Press and Journal newspaper goes tabloid on Mondays
The disappearance of traditional broadsheet newspapers may have come a step closer after the Aberdeen-based Press and Journal changed its format.
The paper, which sells extensively across the north and north east of Scotland, will be published on tabloid-sized newsprint on Mondays from now on, but will remain a broadsheet on other weekdays for now.
The Press and Journal - which dates back to 1747 - has had a Saturday tabloid edition for seven years.
In an editorial which offered a clear hint the broadsheet format may eventually be abandoned completely, the newspaper said it was giving readers "a chance to get a feel for the small version of the newspaper while still receiving serious coverage of all the news, sport and business".
Until the middle of the last decade, serious Scottish and UK newspapers retained the traditional broadsheet format without exception.
But The Scotsman, The Times and The Independent all adopted tabloid formats, sometimes described as "compact" formats to avoid the implication that the change was a move downmarket. The Guardian and The Observer cut the size of their pages too.
Although many readers responded well and found the new format appealing, there is little evidence that changing the size of the pages is helping the press turn the long-term tide of falling sales.Less dramatic
Just before it became a tabloid in 2004, The Scotsman sold around 70,000 copies a day - now the figure is barely 40,000. Over the same period The Times has dropped from 660,000 to 440,000, The Independent from 250,000 to 176,000 and The Guardian from 380,000 to 256,000.
The Daily Telegraph and The Herald remained broadsheets. The Telegraph has dropped from 900,000 daily sales to 622,000 while The Herald has fallen from around 83,000 during the first half of 2004 to 48,465 last month.

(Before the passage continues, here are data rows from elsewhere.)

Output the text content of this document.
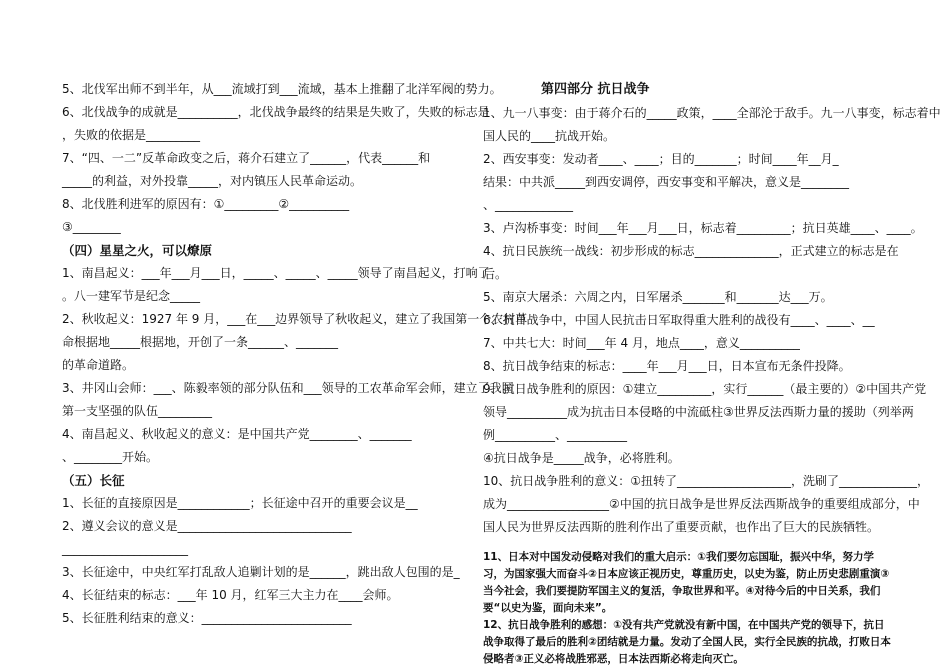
5、北伐军出师不到半年，从___流域打到___流域，基本上推翻了北洋军阀的势力。
6、北伐战争的成就是__________，北伐战争最终的结果是失败了，失败的标志是
，失败的依据是_________
7、“四、一二”反革命政变之后，蒋介石建立了______，代表______和
_____的利益，对外投靠_____，对内镇压人民革命运动。
8、北伐胜利进军的原因有：①_________②__________
③________
（四）星星之火，可以燎原
1、南昌起义：___年___月___日，_____、_____、_____领导了南昌起义，打响了
。八一建军节是纪念_____
2、秋收起义：1927 年 9 月，___在___边界领导了秋收起义，建立了我国第一个农村革
命根据地_____根据地，开创了一条______、_______
的革命道路。
3、井冈山会师：___、陈毅率领的部分队伍和___领导的工农革命军会师，建立了我国
第一支坚强的队伍_________
4、南昌起义、秋收起义的意义：是中国共产党________、_______
、________开始。
（五）长征
1、长征的直接原因是____________；长征途中召开的重要会议是__
2、遵义会议的意义是_____________________________
_____________________
3、长征途中，中央红军打乱敌人追剿计划的是______，跳出敌人包围的是_
4、长征结束的标志：___年 10 月，红军三大主力在____会师。
5、长征胜利结束的意义：_________________________
第四部分 抗日战争
1、九一八事变：由于蒋介石的_____政策，____全部沦于敌手。九一八事变，标志着中
国人民的____抗战开始。
2、西安事变：发动者____、____；目的_______；时间____年__月_
结果：中共派_____到西安调停，西安事变和平解决，意义是________
、_____________
3、卢沟桥事变：时间___年___月___日，标志着_________；抗日英雄____、____。
4、抗日民族统一战线：初步形成的标志______________，正式建立的标志是在
后。
5、南京大屠杀：六周之内，日军屠杀_______和_______达___万。
6、抗日战争中，中国人民抗击日军取得重大胜利的战役有____、____、__
7、中共七大：时间___年 4 月，地点____，意义__________
8、抗日战争结束的标志：____年___月___日，日本宣布无条件投降。
9、抗日战争胜利的原因：①建立_________，实行______（最主要的）②中国共产党
领导__________成为抗击日本侵略的中流砥柱③世界反法西斯力量的援助（列举两
例__________、__________
④抗日战争是_____战争，必将胜利。
10、抗日战争胜利的意义：①扭转了___________________，洗刷了_____________，
成为_________________②中国的抗日战争是世界反法西斯战争的重要组成部分，中
国人民为世界反法西斯的胜利作出了重要贡献，也作出了巨大的民族牺牲。
11、日本对中国发动侵略对我们的重大启示：①我们要勿忘国耻，振兴中华，努力学习，为国家强大而奋斗②日本应该正视历史，尊重历史，以史为鉴，防止历史悲剧重演③当今社会，我们要提防军国主义的复活，争取世界和平。④对待今后的中日关系，我们要“以史为鉴，面向未来”。
12、抗日战争胜利的感想：①没有共产党就没有新中国，在中国共产党的领导下，抗日战争取得了最后的胜利②团结就是力量。发动了全国人民，实行全民族的抗战，打败日本侵略者③正义必将战胜邪恶，日本法西斯必将走向灭亡。
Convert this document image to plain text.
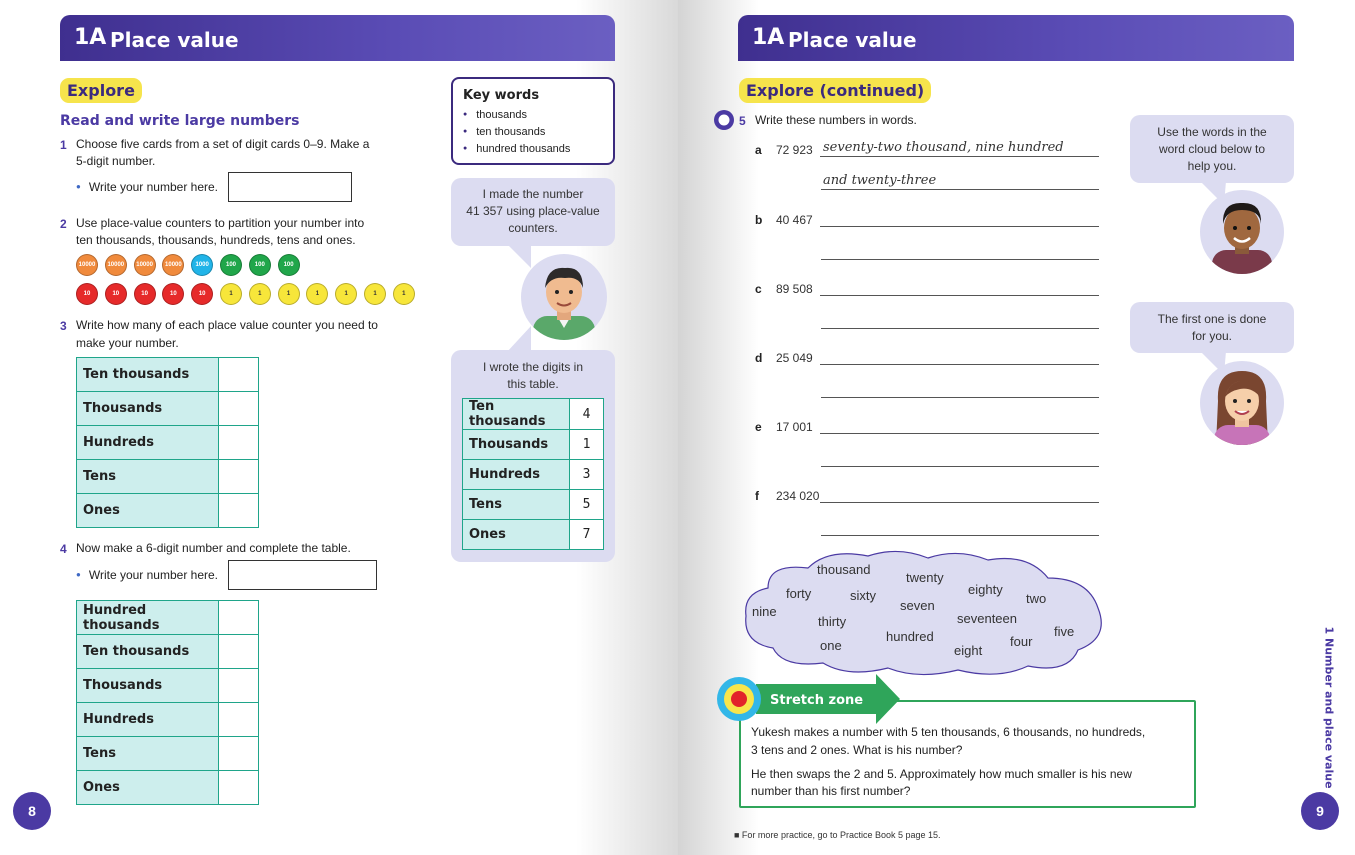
1A Place value
Explore
Read and write large numbers
1 Choose five cards from a set of digit cards 0–9. Make a
5-digit number.
● Write your number here.
2 Use place-value counters to partition your number into
ten thousands, thousands, hundreds, tens and ones.
10000	10000	10000	10000	1000	100	100	100
10	10	10	10	10	1	1	1	1	1	1	1
3 Write how many of each place value counter you need to
make your number.
Ten thousands	
Thousands	
Hundreds	
Tens	
Ones	
4 Now make a 6-digit number and complete the table.
● Write your number here.
Hundred thousands	
Ten thousands	
Thousands	
Hundreds	
Tens	
Ones	
Key words
● thousands
● ten thousands
● hundred thousands
I made the number
41 357 using place-value
counters.
I wrote the digits in
this table.
Ten thousands	4
Thousands	1
Hundreds	3
Tens	5
Ones	7
8
1A Place value
Explore (continued)
5 Write these numbers in words.
a 72 923 seventy-two thousand, nine hundred
and twenty-three
b 40 467
c 89 508
d 25 049
e 17 001
f 234 020
Use the words in the
word cloud below to
help you.
The first one is done
for you.
thousand
twenty
forty	sixty	eighty
two
nine	seven
thirty	seventeen
five
hundred
one	four
eight
Stretch zone
Yukesh makes a number with 5 ten thousands, 6 thousands, no hundreds,
3 tens and 2 ones. What is his number?
He then swaps the 2 and 5. Approximately how much smaller is his new
number than his first number?
■ For more practice, go to Practice Book 5 page 15.
1 Number and place value
9
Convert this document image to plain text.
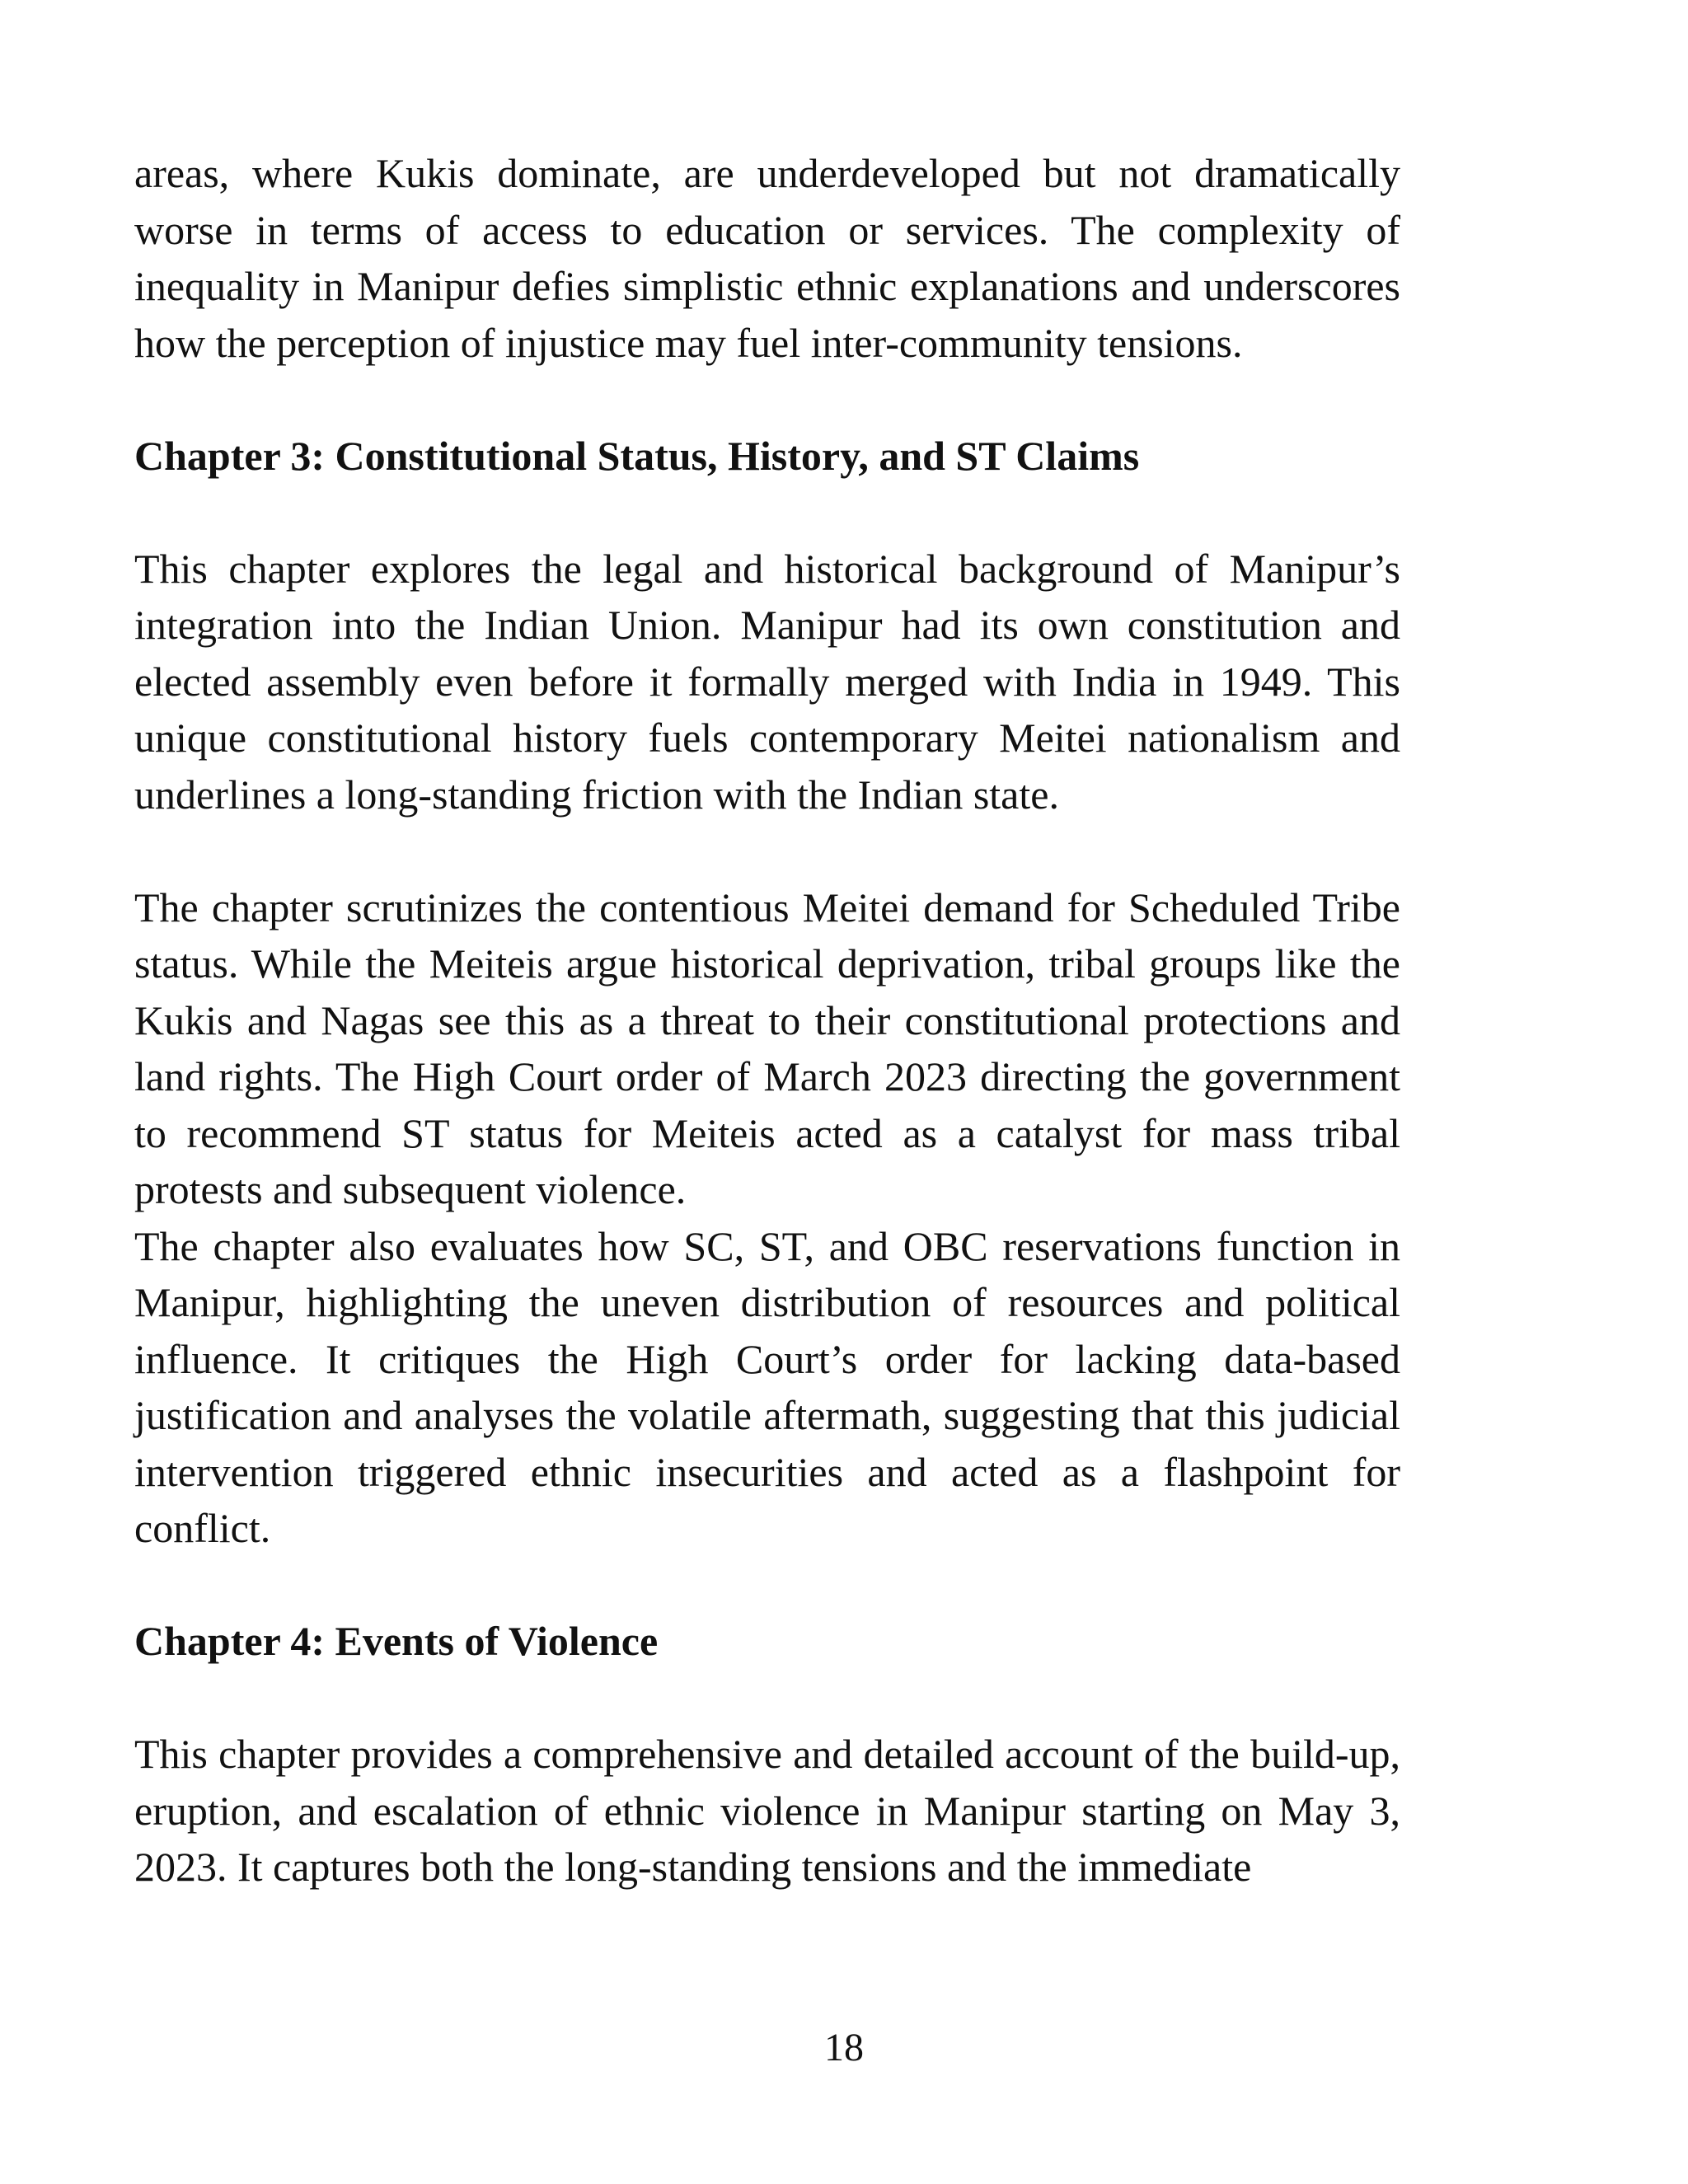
areas, where Kukis dominate, are underdeveloped but not dramatically worse in terms of access to education or services. The complexity of inequality in Manipur defies simplistic ethnic explanations and underscores how the perception of injustice may fuel inter-community tensions.

Chapter 3: Constitutional Status, History, and ST Claims

This chapter explores the legal and historical background of Manipur’s integration into the Indian Union. Manipur had its own constitution and elected assembly even before it formally merged with India in 1949. This unique constitutional history fuels contemporary Meitei nationalism and underlines a long-standing friction with the Indian state.

The chapter scrutinizes the contentious Meitei demand for Scheduled Tribe status. While the Meiteis argue historical deprivation, tribal groups like the Kukis and Nagas see this as a threat to their constitutional protections and land rights. The High Court order of March 2023 directing the government to recommend ST status for Meiteis acted as a catalyst for mass tribal protests and subsequent violence.

The chapter also evaluates how SC, ST, and OBC reservations function in Manipur, highlighting the uneven distribution of resources and political influence. It critiques the High Court’s order for lacking data-based justification and analyses the volatile aftermath, suggesting that this judicial intervention triggered ethnic insecurities and acted as a flashpoint for conflict.

Chapter 4: Events of Violence

This chapter provides a comprehensive and detailed account of the build-up, eruption, and escalation of ethnic violence in Manipur starting on May 3, 2023. It captures both the long-standing tensions and the immediate

18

Interestingly, sales of the Press and Journal - which prides itself on the depth of its coverage of the north east of Scotland and the Highlands and Islands - dropped nowhere near as dramatically as those of Scottish and UK national titles over the same period - from 88,000 to 73,000.
Although the serious press came to be known as the broadsheet press, until relatively recently some popular national titles were printed on broadsheet paper. The News of the World was a broadsheet until the 1980s and the Sunday Express only changed format in the early 90s.
The Courier in Dundee, which like the Press and Journal is owned by DC Thompson, remains a broadsheet.